UGC generosity ends with fee advice
The higher education regulator has advised universities and colleges offering general-stream courses not to force students to pay their full fees during the lockdown, but has not announced any extra grants for the institutions.
University Grants Commission secretary Rajnish Jain wrote to all the vice-chancellors of universities and principals of government and private colleges on Wednesday, asking them to explore “alternative payment options” for the students.
A UGC official said this means allowing the students to pay their fees in instalments or deferring the payment for a few months. He said the advisory was not binding.
Since the students have to pay the full fees at the beginning of the academic year (for 12 months) or a semester (for 6 months), they have already paid their fees for the current period of lockdown.
What the advisory is suggesting is that the institutions desist from seeking the entire fees at the start of the next academic session in July-August.
“It is requested that in view of prevailing extraordinary difficult circumstances, universities and colleges may consider the matter regarding payment of annual/ semester fee, tuition fee, examination fee, etc, sympathetically and if feasible, may consider offering alternative payment options to students till the situation returns to normal,” Jain’s letter said.
“If need be, the universities and colleges may consider individual requests from students, if any, concerning payment of fee, in a considerate manner, keeping in view the present Covid-19 pandemic.”
The fees vary greatly among the various public-funded and privately managed institutions, university officials said.
Delhi University colleges charge undergraduate students between Rs 10,000 and Rs 15,000 per six-month semester as admission, tuition, development and examination fees, an official said. Hostel boarders pay an additional fee.
Private universities charge between Rs 50,000 and Rs 5 lakh a year as tuition fee.

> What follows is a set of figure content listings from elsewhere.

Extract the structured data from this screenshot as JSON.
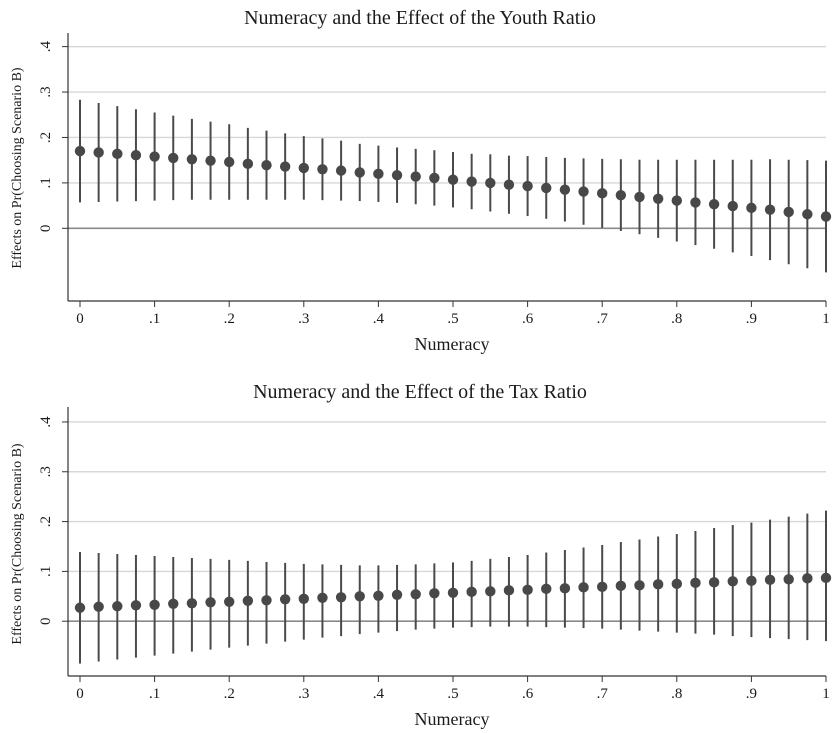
{
  "chart_data": [
    {
      "type": "scatter",
      "title": "Numeracy and the Effect of the Youth Ratio",
      "xlabel": "Numeracy",
      "ylabel": "Effects on Pr(Choosing Scenario B)",
      "xlim": [
        0,
        1
      ],
      "ylim": [
        -0.16,
        0.43
      ],
      "x_ticks": [
        "0",
        ".1",
        ".2",
        ".3",
        ".4",
        ".5",
        ".6",
        ".7",
        ".8",
        ".9",
        "1"
      ],
      "y_ticks": [
        ".4",
        ".3",
        ".2",
        ".1",
        "0"
      ],
      "y_tick_values": [
        0.4,
        0.3,
        0.2,
        0.1,
        0
      ],
      "grid": true,
      "reference_line": 0,
      "legend": "none",
      "x": [
        0,
        0.025,
        0.05,
        0.075,
        0.1,
        0.125,
        0.15,
        0.175,
        0.2,
        0.225,
        0.25,
        0.275,
        0.3,
        0.325,
        0.35,
        0.375,
        0.4,
        0.425,
        0.45,
        0.475,
        0.5,
        0.525,
        0.55,
        0.575,
        0.6,
        0.625,
        0.65,
        0.675,
        0.7,
        0.725,
        0.75,
        0.775,
        0.8,
        0.825,
        0.85,
        0.875,
        0.9,
        0.925,
        0.95,
        0.975,
        1.0
      ],
      "y": [
        0.17,
        0.167,
        0.164,
        0.161,
        0.158,
        0.155,
        0.152,
        0.149,
        0.146,
        0.142,
        0.139,
        0.136,
        0.133,
        0.13,
        0.127,
        0.123,
        0.12,
        0.117,
        0.114,
        0.111,
        0.107,
        0.103,
        0.1,
        0.096,
        0.093,
        0.089,
        0.085,
        0.081,
        0.077,
        0.073,
        0.069,
        0.065,
        0.061,
        0.057,
        0.053,
        0.049,
        0.045,
        0.041,
        0.036,
        0.031,
        0.026
      ],
      "ci_low": [
        0.057,
        0.058,
        0.059,
        0.06,
        0.061,
        0.062,
        0.063,
        0.063,
        0.063,
        0.063,
        0.063,
        0.063,
        0.063,
        0.062,
        0.061,
        0.06,
        0.058,
        0.056,
        0.053,
        0.05,
        0.046,
        0.042,
        0.037,
        0.032,
        0.027,
        0.021,
        0.015,
        0.008,
        0.001,
        -0.006,
        -0.013,
        -0.021,
        -0.029,
        -0.037,
        -0.045,
        -0.053,
        -0.061,
        -0.07,
        -0.079,
        -0.088,
        -0.097
      ],
      "ci_high": [
        0.283,
        0.276,
        0.269,
        0.262,
        0.255,
        0.248,
        0.241,
        0.235,
        0.229,
        0.221,
        0.215,
        0.209,
        0.203,
        0.198,
        0.193,
        0.186,
        0.182,
        0.178,
        0.175,
        0.172,
        0.168,
        0.164,
        0.163,
        0.16,
        0.159,
        0.157,
        0.155,
        0.154,
        0.153,
        0.152,
        0.151,
        0.151,
        0.151,
        0.151,
        0.151,
        0.151,
        0.151,
        0.152,
        0.151,
        0.15,
        0.149
      ]
    },
    {
      "type": "scatter",
      "title": "Numeracy and the Effect of the Tax Ratio",
      "xlabel": "Numeracy",
      "ylabel": "Effects on Pr(Choosing Scenario B)",
      "xlim": [
        0,
        1
      ],
      "ylim": [
        -0.11,
        0.43
      ],
      "x_ticks": [
        "0",
        ".1",
        ".2",
        ".3",
        ".4",
        ".5",
        ".6",
        ".7",
        ".8",
        ".9",
        "1"
      ],
      "y_ticks": [
        ".4",
        ".3",
        ".2",
        ".1",
        "0"
      ],
      "y_tick_values": [
        0.4,
        0.3,
        0.2,
        0.1,
        0
      ],
      "grid": true,
      "reference_line": 0,
      "legend": "none",
      "x": [
        0,
        0.025,
        0.05,
        0.075,
        0.1,
        0.125,
        0.15,
        0.175,
        0.2,
        0.225,
        0.25,
        0.275,
        0.3,
        0.325,
        0.35,
        0.375,
        0.4,
        0.425,
        0.45,
        0.475,
        0.5,
        0.525,
        0.55,
        0.575,
        0.6,
        0.625,
        0.65,
        0.675,
        0.7,
        0.725,
        0.75,
        0.775,
        0.8,
        0.825,
        0.85,
        0.875,
        0.9,
        0.925,
        0.95,
        0.975,
        1.0
      ],
      "y": [
        0.027,
        0.029,
        0.03,
        0.032,
        0.033,
        0.035,
        0.036,
        0.038,
        0.039,
        0.041,
        0.042,
        0.044,
        0.045,
        0.047,
        0.048,
        0.05,
        0.051,
        0.053,
        0.054,
        0.056,
        0.057,
        0.059,
        0.06,
        0.062,
        0.063,
        0.065,
        0.066,
        0.068,
        0.069,
        0.071,
        0.072,
        0.074,
        0.075,
        0.077,
        0.078,
        0.08,
        0.081,
        0.083,
        0.084,
        0.086,
        0.087
      ],
      "ci_low": [
        -0.085,
        -0.081,
        -0.077,
        -0.073,
        -0.069,
        -0.065,
        -0.061,
        -0.057,
        -0.053,
        -0.049,
        -0.045,
        -0.041,
        -0.037,
        -0.033,
        -0.03,
        -0.026,
        -0.023,
        -0.02,
        -0.017,
        -0.015,
        -0.013,
        -0.012,
        -0.011,
        -0.011,
        -0.011,
        -0.012,
        -0.013,
        -0.014,
        -0.015,
        -0.017,
        -0.019,
        -0.021,
        -0.023,
        -0.025,
        -0.027,
        -0.03,
        -0.032,
        -0.034,
        -0.036,
        -0.038,
        -0.04
      ],
      "ci_high": [
        0.139,
        0.137,
        0.135,
        0.133,
        0.131,
        0.129,
        0.127,
        0.125,
        0.123,
        0.121,
        0.119,
        0.117,
        0.115,
        0.114,
        0.113,
        0.112,
        0.112,
        0.113,
        0.114,
        0.116,
        0.118,
        0.121,
        0.125,
        0.129,
        0.133,
        0.138,
        0.143,
        0.148,
        0.153,
        0.159,
        0.164,
        0.17,
        0.175,
        0.181,
        0.187,
        0.193,
        0.198,
        0.204,
        0.21,
        0.216,
        0.222
      ]
    }
  ]
}
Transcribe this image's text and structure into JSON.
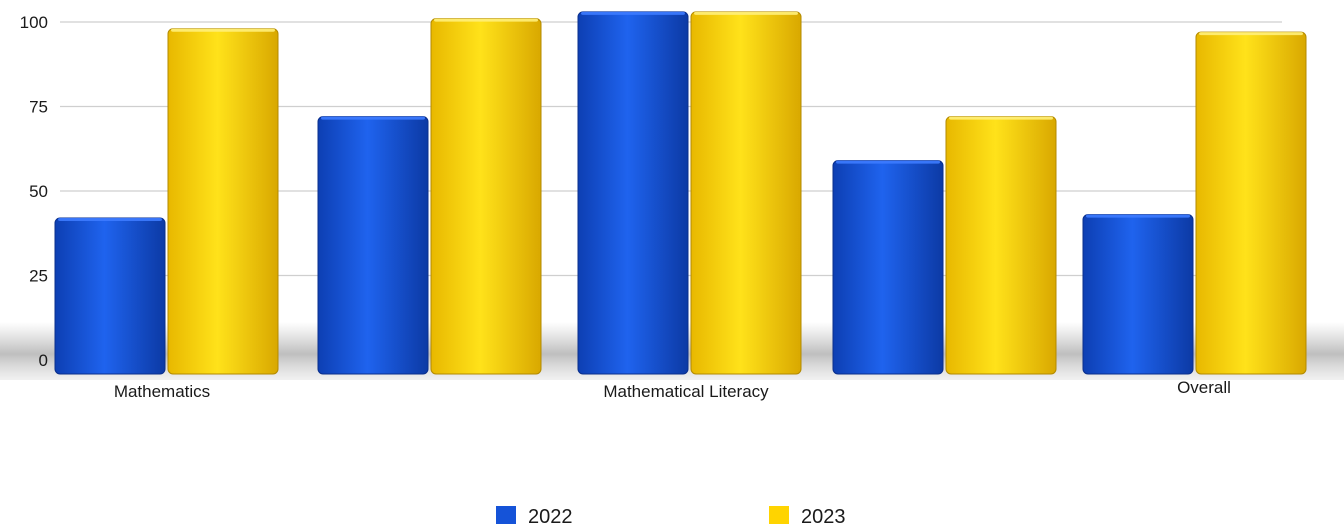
{
  "chart_data": {
    "type": "bar",
    "title": "",
    "xlabel": "",
    "ylabel": "",
    "ylim": [
      0,
      100
    ],
    "yticks": [
      "0",
      "25",
      "50",
      "75",
      "100"
    ],
    "category_labels": [
      "Mathematics",
      "",
      "Mathematical Literacy",
      "",
      "Overall"
    ],
    "series": [
      {
        "name": "2022",
        "color": "#1553d8",
        "values": [
          42,
          72,
          103,
          59,
          43
        ]
      },
      {
        "name": "2023",
        "color": "#ffd400",
        "values": [
          98,
          101,
          103,
          72,
          97
        ]
      }
    ],
    "grid": true,
    "legend_position": "bottom"
  }
}
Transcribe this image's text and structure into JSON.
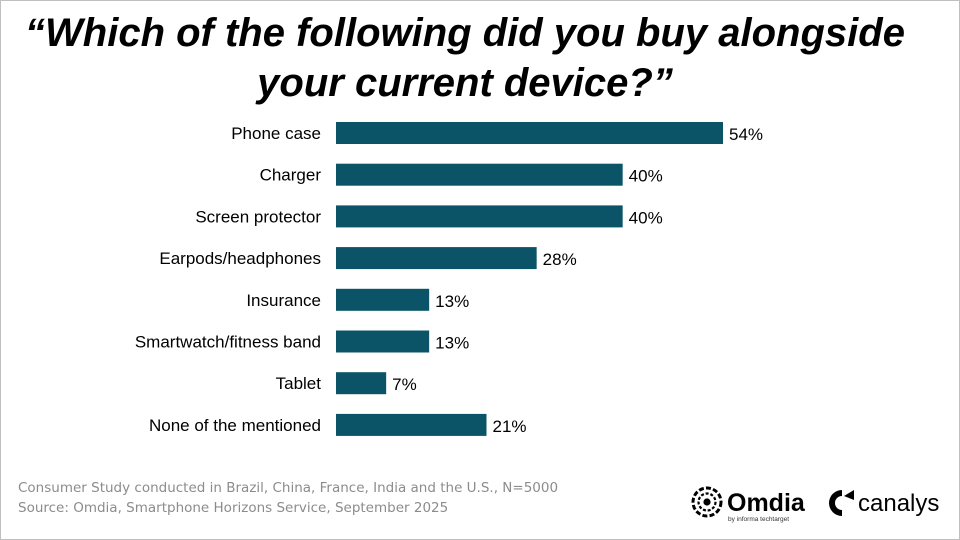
{
  "chart_data": {
    "type": "bar",
    "orientation": "horizontal",
    "title": "“Which of the following did you buy alongside your current device?”",
    "categories": [
      "Phone case",
      "Charger",
      "Screen protector",
      "Earpods/headphones",
      "Insurance",
      "Smartwatch/fitness band",
      "Tablet",
      "None of the mentioned"
    ],
    "values": [
      54,
      40,
      40,
      28,
      13,
      13,
      7,
      21
    ],
    "data_labels": [
      "54%",
      "40%",
      "40%",
      "28%",
      "13%",
      "13%",
      "7%",
      "21%"
    ],
    "xlabel": "",
    "ylabel": "",
    "xlim": [
      0,
      60
    ],
    "grid": false,
    "bar_color": "#0b5467"
  },
  "footnotes": {
    "line1": "Consumer Study conducted in Brazil, China, France, India and the U.S., N=5000",
    "line2": "Source: Omdia, Smartphone Horizons Service, September 2025"
  },
  "logos": {
    "omdia_name": "Omdia",
    "omdia_tagline": "by informa techtarget",
    "omdia_icon": "omdia-ring-icon",
    "canalys_name": "canalys",
    "canalys_icon": "canalys-c-icon"
  }
}
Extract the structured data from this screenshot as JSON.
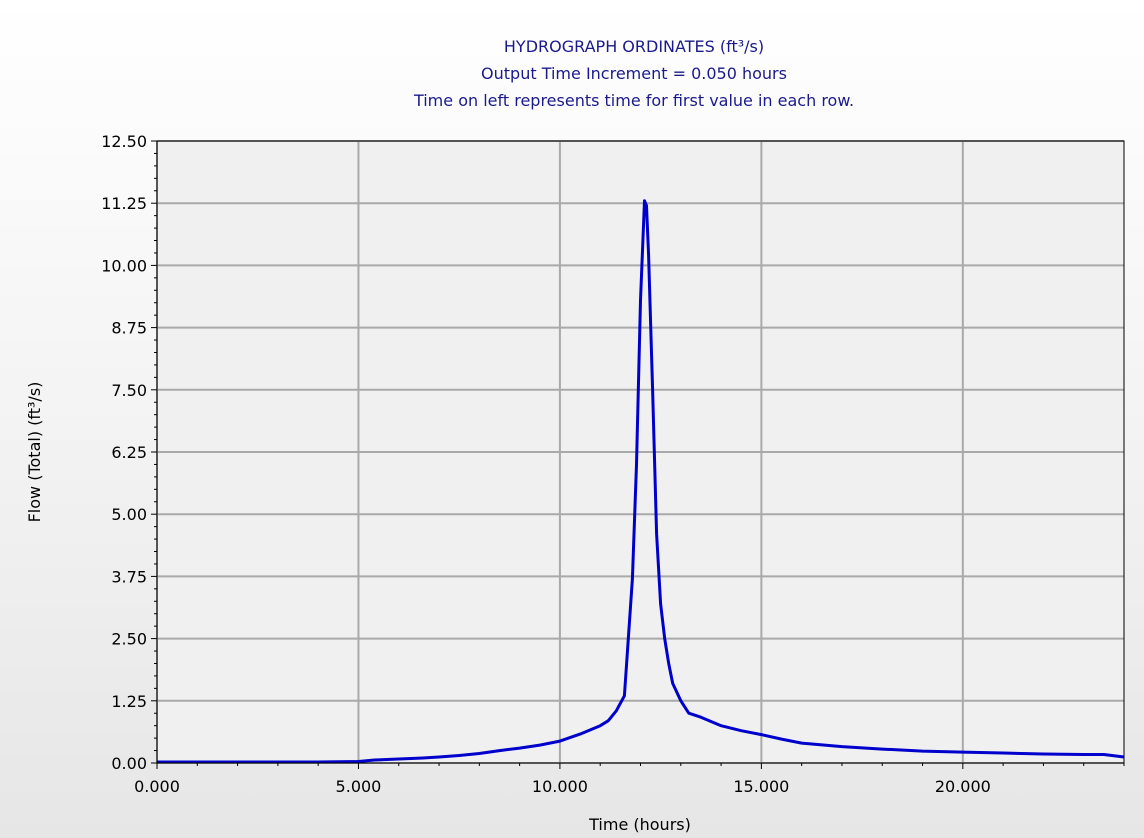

Rajesh Jha, a member of DU’s executive council, said the UGC should be giving extra funds to the public-funded institutions to help them not just defer the student fees but waive them altogether.
“The UGC doesn’t want to pay anything extra while trying to appear sympathetic to the students,” he said.
Jha emphasised that “more than 60 per cent students in public universities are from deprived sections like the Scheduled Castes, Scheduled Tribes and other Backward Classes”.
Just deferring payment, or allowing payment in instalments, is no relief at all for the students, many of whose parents have lost employment during the lockdown, he said.
“In recent years, the HRD ministry and the UGC have been reducing grants and asking the students to bear the burden,” he said.
“The language in this (Jain’s) letter does not reflect any change in their attitude of treating students as resource-generating entities.’
A teacher from Assam University, Silchar, said the students should be given not just a full waiver of all the charges — except food charges — but also of the interest on their education loans for the Covid-19 crisis period.
“Many of those who have taken loans may not get any jobs. Things have changed, so the interest should be waived,” the teacher, who requested anonymity, said.
R.P. Tiwari, vice-chancellor of the Dr Hari Singh Gour University, a central university in Madhya Pradesh, welcomed the UGC letter as “timely”.
“Universities will be able to devise their own models to help the students,” he said.
“In our university, we may go for instalment-based payment. Those who have UGC or state government scholarships will continue to have the option of paying their fees after they get their fellowships.”
While the UGC advisory applies only to the general stream, technical education regulator AICTE has already asked institutions offering professional courses to defer student fees until the lockdown had been lifted.
No such advisory has so far come for the medical or law courses from the Medical Council of India or the Bar Council of India.
The Education Promotion Society for India, which represents private educational institutions, has advised its member institutions not to ask for fees until the end of the lockdown.
Jain’s letter said the UGC had received complaints from parents and students that colleges and universities were insisting on immediate payment of annual and semester fees, which was becoming a strain on them.
Nearly 3.7 crore students are enrolled in higher education in the country.